Verstauchter Knöchel, Muskelzerrung oder Gelenksschmerzen – der erste Griff ist meist der zu einer Salbe oder einem Gel. Als Wirkstoffe kommen darin NSAIDS zum Einsatz – nicht steroidale entzündungshemmende Medikamente. Die gute Nachricht: Sie helfen tatsächlich gegen Schmerz.

Die meisten kleinen Verletzungen des Bewegungsapparates verheilen meist von selbst nach zwei bis drei Wochen, können aber in der Anfangszeit extrem schmerzhaft sein. Ein aktueller Cochrane Review hat daher untersucht, ob Salben und Gels mit NSAIDs die Schmerzen innerhalb von einer Woche deutlich zu reduzieren können.
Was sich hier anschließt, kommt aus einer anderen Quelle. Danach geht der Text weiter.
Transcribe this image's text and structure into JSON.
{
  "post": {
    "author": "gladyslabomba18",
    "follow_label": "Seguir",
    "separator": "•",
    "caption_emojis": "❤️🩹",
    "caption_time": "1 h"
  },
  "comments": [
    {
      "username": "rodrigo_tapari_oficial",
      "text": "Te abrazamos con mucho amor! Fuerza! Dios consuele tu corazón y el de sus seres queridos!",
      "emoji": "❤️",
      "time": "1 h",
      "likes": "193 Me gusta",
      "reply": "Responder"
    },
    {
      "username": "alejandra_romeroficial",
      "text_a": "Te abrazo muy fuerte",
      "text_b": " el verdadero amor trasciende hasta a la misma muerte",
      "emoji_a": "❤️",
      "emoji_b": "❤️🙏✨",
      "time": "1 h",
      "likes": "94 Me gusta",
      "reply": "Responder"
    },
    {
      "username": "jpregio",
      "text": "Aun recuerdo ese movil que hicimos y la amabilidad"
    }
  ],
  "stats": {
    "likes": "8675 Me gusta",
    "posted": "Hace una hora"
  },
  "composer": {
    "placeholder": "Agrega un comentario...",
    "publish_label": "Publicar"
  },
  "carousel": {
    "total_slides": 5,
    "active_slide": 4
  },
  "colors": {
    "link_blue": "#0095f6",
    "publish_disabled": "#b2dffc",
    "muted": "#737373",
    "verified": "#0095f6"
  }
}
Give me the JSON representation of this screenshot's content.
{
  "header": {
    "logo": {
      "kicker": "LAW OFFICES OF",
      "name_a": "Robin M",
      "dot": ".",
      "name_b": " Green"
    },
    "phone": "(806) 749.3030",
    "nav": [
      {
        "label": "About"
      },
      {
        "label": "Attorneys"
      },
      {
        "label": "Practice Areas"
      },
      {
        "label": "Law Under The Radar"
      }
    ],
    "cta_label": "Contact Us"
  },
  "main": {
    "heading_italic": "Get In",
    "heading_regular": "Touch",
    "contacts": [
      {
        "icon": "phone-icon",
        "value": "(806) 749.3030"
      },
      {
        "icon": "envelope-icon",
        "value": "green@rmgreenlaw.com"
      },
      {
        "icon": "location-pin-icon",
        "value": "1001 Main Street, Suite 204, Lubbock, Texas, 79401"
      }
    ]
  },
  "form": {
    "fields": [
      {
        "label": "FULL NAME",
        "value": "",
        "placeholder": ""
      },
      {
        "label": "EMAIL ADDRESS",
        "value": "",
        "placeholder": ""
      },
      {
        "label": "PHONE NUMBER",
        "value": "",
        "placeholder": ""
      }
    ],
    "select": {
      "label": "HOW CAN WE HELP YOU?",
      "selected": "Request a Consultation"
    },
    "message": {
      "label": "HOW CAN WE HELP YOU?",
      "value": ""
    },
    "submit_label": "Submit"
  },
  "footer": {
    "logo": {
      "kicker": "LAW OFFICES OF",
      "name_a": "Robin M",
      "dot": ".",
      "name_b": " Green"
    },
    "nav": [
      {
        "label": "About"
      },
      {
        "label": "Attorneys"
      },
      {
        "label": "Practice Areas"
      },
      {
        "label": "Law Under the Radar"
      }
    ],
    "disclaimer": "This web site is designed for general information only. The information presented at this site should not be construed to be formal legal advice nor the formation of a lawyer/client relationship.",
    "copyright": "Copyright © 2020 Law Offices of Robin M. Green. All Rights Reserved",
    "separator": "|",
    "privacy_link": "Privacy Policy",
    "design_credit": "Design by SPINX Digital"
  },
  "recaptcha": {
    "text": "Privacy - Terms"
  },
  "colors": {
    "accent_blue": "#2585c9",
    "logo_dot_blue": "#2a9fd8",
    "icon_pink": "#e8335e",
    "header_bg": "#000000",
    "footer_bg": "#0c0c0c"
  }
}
Verglichen wurden die Salben mit Wirkstoff gegen Placebo-Salben, also solche, die keinerlei Wirkstoff enthalten. Insgesamt wurden 61 Studien von großteils hoher Qualität in den Review eingeschlossen, an denen insgesamt 8386 Personen teilgenommen haben.

8 von 10 profitieren

Die Salben mit NSAIDs zeigen eine gute Wirksamkeit, besonders Diclofenac und Ketoprofen: 7 bis 8 von zehn Personen hatten nach sieben Tagen viel weniger Schmerzen bei einer Behandlung mit einer dieser Salben– bei einer Behandlung mit Placebo waren es nur 2 bis 3 von zehn. Schwerwiegende Nebenwirkungen gab es nicht, leichte Nebenwirkungen (Hautrötungen an der Einreibestelle) waren selten.

Geringere Belastung

NSAIDs hemmen jene Prozesse, die zu Schmerzen im Gewebe führen. Sie können auch oral oder intravenös gegeben werden, aber dann wird der ganze Organismus damit belastet. Bei Salben dringt der Wirkstoff durch die Haut zu dem schmerzenden Gewebe vor, wird aber viel weniger im Rest des Körpers verbreitet. Dadurch sinkt das Risiko für Nebenwirkungen.